During execution, a pose labeler node returns the text label associated with the current position of the robot. Then, the main predicate_manager node converts that label into a logical-valued predicate, symbolizing the fact that the robot is in the respective room. The State Layer for this problem then converts that logical-valued representation into an index of a state of our MDP. This state is mapped to an action, through the policy that we saw above.
The action, in turn, is mapped into a move_base goal, through the agent's Action Layer, again by using utilities from the topological_tools package. The file 'mdm_example/config/topological_map.xml' contains an XML description of the topological layout of this environment (a connected graph) and the representative positions of each of these topological areas. Each time that the robot takes an "action" in one of these "states", it recovers a specific goal pose from the topological map, which is then sent to the navigation module of the robot, completing the loop.

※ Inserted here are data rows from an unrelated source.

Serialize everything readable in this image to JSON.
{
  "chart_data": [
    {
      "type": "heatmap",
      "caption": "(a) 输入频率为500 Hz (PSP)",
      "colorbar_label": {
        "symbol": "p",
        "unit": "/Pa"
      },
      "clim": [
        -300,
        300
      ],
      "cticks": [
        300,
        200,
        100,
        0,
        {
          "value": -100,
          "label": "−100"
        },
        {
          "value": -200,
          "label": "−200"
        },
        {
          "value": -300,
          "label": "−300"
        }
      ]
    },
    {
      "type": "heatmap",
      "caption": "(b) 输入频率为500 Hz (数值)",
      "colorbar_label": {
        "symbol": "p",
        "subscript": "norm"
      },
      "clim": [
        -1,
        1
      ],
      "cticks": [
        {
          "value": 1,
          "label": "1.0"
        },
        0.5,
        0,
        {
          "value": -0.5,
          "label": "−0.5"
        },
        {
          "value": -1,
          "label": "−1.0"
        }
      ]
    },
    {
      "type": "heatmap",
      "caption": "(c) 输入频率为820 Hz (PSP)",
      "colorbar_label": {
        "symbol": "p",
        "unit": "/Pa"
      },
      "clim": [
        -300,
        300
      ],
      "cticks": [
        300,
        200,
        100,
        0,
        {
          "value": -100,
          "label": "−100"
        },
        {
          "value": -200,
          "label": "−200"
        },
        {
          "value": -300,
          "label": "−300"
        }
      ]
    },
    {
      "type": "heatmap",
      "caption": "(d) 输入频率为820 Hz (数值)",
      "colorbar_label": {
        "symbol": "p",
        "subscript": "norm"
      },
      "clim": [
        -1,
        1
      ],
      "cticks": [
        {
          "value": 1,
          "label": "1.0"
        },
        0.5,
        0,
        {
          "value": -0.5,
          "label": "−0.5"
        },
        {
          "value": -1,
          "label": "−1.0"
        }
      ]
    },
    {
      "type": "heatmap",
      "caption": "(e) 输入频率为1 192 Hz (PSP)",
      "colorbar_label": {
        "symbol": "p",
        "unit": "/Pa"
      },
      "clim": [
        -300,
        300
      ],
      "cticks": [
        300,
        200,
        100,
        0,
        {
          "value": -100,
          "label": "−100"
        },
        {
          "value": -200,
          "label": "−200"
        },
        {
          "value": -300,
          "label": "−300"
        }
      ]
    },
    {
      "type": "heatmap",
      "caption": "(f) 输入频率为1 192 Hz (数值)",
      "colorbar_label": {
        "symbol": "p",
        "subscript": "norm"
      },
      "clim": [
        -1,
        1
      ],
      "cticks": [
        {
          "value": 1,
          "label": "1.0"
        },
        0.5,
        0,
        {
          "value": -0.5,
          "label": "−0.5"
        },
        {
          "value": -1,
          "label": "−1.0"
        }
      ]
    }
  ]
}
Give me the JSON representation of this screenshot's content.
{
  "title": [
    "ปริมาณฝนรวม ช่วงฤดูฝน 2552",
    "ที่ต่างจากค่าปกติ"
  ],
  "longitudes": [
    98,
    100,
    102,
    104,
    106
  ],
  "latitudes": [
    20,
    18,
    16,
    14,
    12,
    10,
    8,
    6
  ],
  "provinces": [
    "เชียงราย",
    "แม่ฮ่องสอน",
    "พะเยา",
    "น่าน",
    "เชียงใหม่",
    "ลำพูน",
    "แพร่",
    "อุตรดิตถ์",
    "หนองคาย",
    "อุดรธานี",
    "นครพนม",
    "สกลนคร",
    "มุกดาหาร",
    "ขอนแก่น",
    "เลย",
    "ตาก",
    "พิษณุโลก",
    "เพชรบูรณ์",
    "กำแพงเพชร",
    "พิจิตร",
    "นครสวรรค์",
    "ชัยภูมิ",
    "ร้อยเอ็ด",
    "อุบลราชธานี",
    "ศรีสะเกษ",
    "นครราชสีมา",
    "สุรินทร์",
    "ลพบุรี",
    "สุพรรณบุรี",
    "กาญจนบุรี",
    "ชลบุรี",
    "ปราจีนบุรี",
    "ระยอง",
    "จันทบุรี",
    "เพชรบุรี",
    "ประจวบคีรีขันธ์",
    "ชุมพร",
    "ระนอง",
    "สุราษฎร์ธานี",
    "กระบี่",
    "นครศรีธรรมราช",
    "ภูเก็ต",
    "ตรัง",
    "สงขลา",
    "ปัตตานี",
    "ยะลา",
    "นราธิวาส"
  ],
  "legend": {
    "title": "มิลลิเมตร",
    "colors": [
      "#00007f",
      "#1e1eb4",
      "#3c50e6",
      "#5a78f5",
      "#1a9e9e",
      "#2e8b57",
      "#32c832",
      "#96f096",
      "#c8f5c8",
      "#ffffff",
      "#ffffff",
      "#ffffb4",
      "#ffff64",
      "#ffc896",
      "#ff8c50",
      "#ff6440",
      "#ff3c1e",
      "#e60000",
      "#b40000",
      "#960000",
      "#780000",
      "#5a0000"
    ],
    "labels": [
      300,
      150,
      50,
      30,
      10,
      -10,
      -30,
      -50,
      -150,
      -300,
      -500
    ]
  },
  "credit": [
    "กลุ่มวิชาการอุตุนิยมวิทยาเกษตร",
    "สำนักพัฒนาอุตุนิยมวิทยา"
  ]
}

Note that, although this example makes heavy use of tools and concepts that make sense only in topological navigation problems, this is merely for explanatory purposes -- the library is by no means restricted to this class of problems. The important message of this example lies in its control flow, which is generic across all MDP-based agents: first, the sensorial data (or features computed from that data) of the robot is mapped into a "state" or "observation" that is compatible with our decision-theoretic representation of the environment; a control policy then maps that state or observation into an action; and that action is then mapped back into a control signal that makes sense for the robot.